4. Tales of the Great Stupid, humor crimes division:
- Sean McDonough, a veteran Boston sportscaster who was calling the final regular season Red Sox game on the team’s flagship station WEEI, mentioned the success of the 107-win San Francisco Giants, saying “A lot of people are surprised by the Red Sox’s 92 wins.Tell me, who saw San Francisco’s 107 wins coming?” “Maybe nobody outside of Farhan Zaidi and [Giants manager] Gabe Kapler; they just did an unbelievable job,” said broadcast partner Dave Flemming. “And who knows? Maybe we can have a World Series reunion.” Said McDonough after Flemming pronounced Zaidi’s name precisely: “Their GM’s name is ‘High Anxiety’?” (I might have made that joke!) But in San Francisco, the Woke mob is calling for McDonough to be fired for the “racist” act of joking about a Muslim name. Zaidi, a graduate of MIT, is the first Muslim and first Asian American general manager in major US professional sports. McDonough was recently named as the lead play-by-play voice for the NHL at ESPN, where he also calls college basketball and football. What are the odds that he keeps his job?

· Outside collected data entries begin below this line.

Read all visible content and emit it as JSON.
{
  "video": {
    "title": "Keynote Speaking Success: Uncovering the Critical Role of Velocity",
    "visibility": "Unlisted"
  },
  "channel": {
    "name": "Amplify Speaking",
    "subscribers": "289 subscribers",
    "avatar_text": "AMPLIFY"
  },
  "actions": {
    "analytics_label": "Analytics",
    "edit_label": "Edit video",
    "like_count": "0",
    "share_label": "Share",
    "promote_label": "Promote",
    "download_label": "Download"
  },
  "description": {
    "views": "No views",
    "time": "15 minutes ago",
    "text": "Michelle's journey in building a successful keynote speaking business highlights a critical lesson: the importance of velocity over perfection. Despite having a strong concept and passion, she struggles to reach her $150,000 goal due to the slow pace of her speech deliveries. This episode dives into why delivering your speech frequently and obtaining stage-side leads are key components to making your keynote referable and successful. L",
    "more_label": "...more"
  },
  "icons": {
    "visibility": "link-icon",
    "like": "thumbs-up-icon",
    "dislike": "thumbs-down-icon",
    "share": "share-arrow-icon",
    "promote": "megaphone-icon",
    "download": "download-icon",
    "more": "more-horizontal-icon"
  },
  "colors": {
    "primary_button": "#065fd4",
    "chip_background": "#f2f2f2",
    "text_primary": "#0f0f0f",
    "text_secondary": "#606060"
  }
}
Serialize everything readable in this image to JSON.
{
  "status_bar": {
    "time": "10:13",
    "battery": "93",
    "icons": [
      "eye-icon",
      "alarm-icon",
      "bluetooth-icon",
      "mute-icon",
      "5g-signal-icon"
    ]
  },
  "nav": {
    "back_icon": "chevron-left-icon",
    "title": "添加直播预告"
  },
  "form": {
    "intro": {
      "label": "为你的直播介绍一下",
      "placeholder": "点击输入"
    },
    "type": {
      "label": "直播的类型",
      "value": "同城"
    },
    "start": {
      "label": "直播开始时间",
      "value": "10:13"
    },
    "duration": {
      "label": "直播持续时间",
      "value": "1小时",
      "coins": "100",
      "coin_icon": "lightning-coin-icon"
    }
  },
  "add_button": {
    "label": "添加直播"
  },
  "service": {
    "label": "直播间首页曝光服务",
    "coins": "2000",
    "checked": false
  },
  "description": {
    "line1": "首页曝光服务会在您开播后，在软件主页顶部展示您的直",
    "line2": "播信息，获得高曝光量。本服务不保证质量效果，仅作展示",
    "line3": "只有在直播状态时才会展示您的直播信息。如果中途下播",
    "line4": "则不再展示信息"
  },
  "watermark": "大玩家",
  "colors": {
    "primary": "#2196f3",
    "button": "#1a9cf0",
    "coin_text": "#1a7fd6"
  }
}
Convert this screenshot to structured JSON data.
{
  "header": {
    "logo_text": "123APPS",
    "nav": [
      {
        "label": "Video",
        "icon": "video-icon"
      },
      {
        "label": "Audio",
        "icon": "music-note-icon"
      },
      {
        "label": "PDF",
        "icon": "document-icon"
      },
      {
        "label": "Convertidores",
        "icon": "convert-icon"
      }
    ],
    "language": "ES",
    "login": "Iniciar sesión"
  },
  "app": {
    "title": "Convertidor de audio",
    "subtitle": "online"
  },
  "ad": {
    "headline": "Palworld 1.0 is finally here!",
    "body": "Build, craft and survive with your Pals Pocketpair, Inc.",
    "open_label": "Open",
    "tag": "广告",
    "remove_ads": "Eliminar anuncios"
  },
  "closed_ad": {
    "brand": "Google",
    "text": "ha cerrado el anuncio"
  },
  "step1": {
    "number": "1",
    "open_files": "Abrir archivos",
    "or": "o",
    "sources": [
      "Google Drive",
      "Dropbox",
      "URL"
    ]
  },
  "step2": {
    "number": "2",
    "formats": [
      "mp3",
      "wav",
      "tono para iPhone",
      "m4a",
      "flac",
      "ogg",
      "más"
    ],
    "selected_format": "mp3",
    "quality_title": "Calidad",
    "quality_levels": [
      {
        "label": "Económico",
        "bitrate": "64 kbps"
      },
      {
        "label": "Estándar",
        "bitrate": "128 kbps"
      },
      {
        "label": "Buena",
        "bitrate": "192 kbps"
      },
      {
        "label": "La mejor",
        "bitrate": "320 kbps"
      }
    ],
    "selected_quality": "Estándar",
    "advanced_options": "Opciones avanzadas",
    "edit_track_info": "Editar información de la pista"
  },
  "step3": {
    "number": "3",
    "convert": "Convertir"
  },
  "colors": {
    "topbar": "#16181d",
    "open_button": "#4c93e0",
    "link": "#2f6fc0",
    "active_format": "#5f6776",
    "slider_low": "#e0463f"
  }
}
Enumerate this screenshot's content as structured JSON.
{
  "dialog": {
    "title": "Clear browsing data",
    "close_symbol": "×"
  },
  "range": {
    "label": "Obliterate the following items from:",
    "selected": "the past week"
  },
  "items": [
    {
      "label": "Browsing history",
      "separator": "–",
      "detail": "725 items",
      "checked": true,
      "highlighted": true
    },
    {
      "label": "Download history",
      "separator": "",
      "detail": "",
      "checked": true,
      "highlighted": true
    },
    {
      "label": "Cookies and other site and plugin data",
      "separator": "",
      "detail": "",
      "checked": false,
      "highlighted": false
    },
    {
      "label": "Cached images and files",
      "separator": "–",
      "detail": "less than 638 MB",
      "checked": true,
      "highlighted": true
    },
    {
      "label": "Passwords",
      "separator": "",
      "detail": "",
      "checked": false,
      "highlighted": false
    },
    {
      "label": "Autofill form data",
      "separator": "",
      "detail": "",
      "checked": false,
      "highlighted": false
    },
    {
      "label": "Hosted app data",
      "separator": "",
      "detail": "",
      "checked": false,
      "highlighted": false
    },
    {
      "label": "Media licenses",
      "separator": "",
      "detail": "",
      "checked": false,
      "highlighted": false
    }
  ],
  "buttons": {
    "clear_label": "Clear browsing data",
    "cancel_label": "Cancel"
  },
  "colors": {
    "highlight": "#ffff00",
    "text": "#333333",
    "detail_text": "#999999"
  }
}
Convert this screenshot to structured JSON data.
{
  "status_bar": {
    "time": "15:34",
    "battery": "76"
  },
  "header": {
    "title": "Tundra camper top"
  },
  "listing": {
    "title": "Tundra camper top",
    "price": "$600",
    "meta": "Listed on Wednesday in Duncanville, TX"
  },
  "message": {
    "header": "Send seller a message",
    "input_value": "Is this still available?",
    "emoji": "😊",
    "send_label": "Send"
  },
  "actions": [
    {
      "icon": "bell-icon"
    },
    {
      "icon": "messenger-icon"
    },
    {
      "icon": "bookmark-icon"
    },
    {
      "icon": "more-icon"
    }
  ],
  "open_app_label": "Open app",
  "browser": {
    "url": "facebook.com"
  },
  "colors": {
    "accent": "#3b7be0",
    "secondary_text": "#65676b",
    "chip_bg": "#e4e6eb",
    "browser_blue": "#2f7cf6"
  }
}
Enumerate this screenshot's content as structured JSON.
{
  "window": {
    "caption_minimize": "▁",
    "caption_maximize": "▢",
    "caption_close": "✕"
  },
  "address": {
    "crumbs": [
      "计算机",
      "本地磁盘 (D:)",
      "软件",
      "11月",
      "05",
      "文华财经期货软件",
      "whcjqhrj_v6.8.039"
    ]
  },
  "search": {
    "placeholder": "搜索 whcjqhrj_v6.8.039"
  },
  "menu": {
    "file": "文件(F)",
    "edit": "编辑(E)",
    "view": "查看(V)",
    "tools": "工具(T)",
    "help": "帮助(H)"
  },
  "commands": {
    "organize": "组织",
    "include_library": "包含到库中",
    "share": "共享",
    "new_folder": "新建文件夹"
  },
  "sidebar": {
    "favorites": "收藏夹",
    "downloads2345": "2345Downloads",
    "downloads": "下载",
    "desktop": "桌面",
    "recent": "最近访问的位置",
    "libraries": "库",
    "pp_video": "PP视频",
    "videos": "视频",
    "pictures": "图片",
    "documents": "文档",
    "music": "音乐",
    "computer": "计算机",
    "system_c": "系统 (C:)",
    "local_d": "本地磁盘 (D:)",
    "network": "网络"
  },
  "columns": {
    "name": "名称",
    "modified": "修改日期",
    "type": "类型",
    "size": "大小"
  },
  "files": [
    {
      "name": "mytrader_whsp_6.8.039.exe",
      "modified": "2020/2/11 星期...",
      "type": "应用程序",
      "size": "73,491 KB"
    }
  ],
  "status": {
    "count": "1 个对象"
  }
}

- But then McDonough isn’t black and a member of the superstar club, like Dave Chappelle, Despite being attacked by LGTBQ activists for his now familiar jokes about transsexuals in his latest Netflix stand-up special, an audience of 18,000, including many Hollywood progressives, at the Hollywood Bowl gave comedian Dave Chappelle a standing ovation. “If this is what being canceled is like, I love it,” the persistently politically incorrect comic said. “Fuck Twitter. Fuck NBC News, ABC News, all these stupid ass networks. I’m not talking to them. I’m talking to you. This is real life.” Anyone who can find a consistent standard in the treatment of Chappelle by an audience including Brad Pitt, Tiffany Haddish, Donnell Rawlings and other A-listers compared to the attacks on J.K. Rowling, to cite just one example, please enlighten me. [Source: Hollywood Reporter.]